The OBR has started to appreciate the benefits of public investment for long-term growth, but they are still required to assess compliance with fiscal rules that require debt to be falling within three years – far too short to capture the benefits of public investment on fiscal sustainability. So when the UK economy needs counter-cyclical stimulus, the current fiscal framework incentivises consolidation – a self-defeating attempt to reduce the debt to GDP ratio that ends up doing the opposite by limiting economic growth.
Root and branch reform of the fiscal framework. With the move to one OBR assessment a year, the government will have to amend the Charter for Budget Responsibility that enshrines the OBR’s mandate, the government’s fiscal rules and how they are assessed. Perhaps this time there will be a more enlightened debate about previous and ongoing fiscal policy mistakes that have led to chronic underinvestment and poor debt sustainability.
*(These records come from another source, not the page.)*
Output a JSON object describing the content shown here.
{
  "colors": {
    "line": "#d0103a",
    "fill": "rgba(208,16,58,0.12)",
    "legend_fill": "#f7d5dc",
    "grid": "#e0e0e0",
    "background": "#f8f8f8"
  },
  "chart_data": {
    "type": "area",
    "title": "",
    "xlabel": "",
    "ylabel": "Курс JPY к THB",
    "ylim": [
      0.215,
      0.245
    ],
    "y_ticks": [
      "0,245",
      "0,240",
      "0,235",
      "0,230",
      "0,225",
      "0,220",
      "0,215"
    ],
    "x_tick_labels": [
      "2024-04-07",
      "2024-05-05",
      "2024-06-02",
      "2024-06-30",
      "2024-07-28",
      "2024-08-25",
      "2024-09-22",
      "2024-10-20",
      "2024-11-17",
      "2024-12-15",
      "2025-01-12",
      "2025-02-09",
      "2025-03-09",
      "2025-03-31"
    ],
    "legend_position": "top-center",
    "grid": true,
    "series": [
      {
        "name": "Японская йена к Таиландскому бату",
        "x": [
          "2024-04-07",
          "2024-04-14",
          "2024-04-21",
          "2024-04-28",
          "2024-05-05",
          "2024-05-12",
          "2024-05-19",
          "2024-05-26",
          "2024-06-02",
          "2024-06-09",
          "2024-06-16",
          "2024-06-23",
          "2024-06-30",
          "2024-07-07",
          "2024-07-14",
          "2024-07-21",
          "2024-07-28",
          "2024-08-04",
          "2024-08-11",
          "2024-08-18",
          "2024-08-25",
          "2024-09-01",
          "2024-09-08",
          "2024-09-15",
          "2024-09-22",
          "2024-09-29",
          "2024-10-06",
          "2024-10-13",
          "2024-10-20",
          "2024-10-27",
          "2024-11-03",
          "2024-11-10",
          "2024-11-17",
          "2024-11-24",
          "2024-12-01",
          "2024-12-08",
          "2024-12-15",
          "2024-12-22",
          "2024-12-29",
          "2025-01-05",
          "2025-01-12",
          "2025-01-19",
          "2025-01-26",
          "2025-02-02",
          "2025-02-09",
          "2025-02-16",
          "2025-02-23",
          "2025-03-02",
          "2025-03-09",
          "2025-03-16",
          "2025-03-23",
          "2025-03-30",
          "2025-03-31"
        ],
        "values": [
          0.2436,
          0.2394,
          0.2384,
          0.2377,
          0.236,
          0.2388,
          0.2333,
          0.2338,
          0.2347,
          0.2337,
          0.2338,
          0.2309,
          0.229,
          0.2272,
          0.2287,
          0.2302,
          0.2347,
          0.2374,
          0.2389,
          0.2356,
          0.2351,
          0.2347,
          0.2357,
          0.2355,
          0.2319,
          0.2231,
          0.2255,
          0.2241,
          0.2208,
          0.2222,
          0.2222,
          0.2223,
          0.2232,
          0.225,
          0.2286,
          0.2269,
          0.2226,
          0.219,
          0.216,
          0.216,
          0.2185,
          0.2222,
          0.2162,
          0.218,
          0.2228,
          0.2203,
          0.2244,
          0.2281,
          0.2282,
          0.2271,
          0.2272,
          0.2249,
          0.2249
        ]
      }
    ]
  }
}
How to tame the bond markets. NEF’s Dominic Caddick explains why “more austerity won’t placate the bond markets”. Instead, he argues the government should stop relying only on monetary policy to tackle inflation and use targeted fiscal measures to address the root causes of price rises and so lower inflation expectations.
Cost of living is more important than immigration. A new report from the Joseph Rowntree Foundation finds growing economic insecurity is eroding Labour’s 2024 electoral coalition. They argue this is a “broader explanation for Labour’s losses than are immigration-related grievances”, and suggest a political strategy that delivers an “economic feel-good factor” for the national economy and households would have more electoral benefits than chasing votes lost over immigration.
Bringing down rail fares though public ownership. Common Wealth argues that freezing in rail fares, while providing welcome relief, is only the start of making rail more affordable. Sarah Nankivell says the government should also nationalise rolling stock companies to reduce costs and “embed passenger representation and worker participation” to make the most of public ownership and build the political case that it can serve the public interest better than private ownership.
Windfall tax on banks. Responding to an FT article arguing that a windfall tax on banks would reduce investment and growth, Positive Money’s Simon Youel argues that “Banks waste far too much on payouts to shareholders”. He defends the case for a windfall tax on banks that can “claw back windfalls from higher interest rates made at the expense of the British public, without unduly affecting competitiveness in other parts of banks’ business.”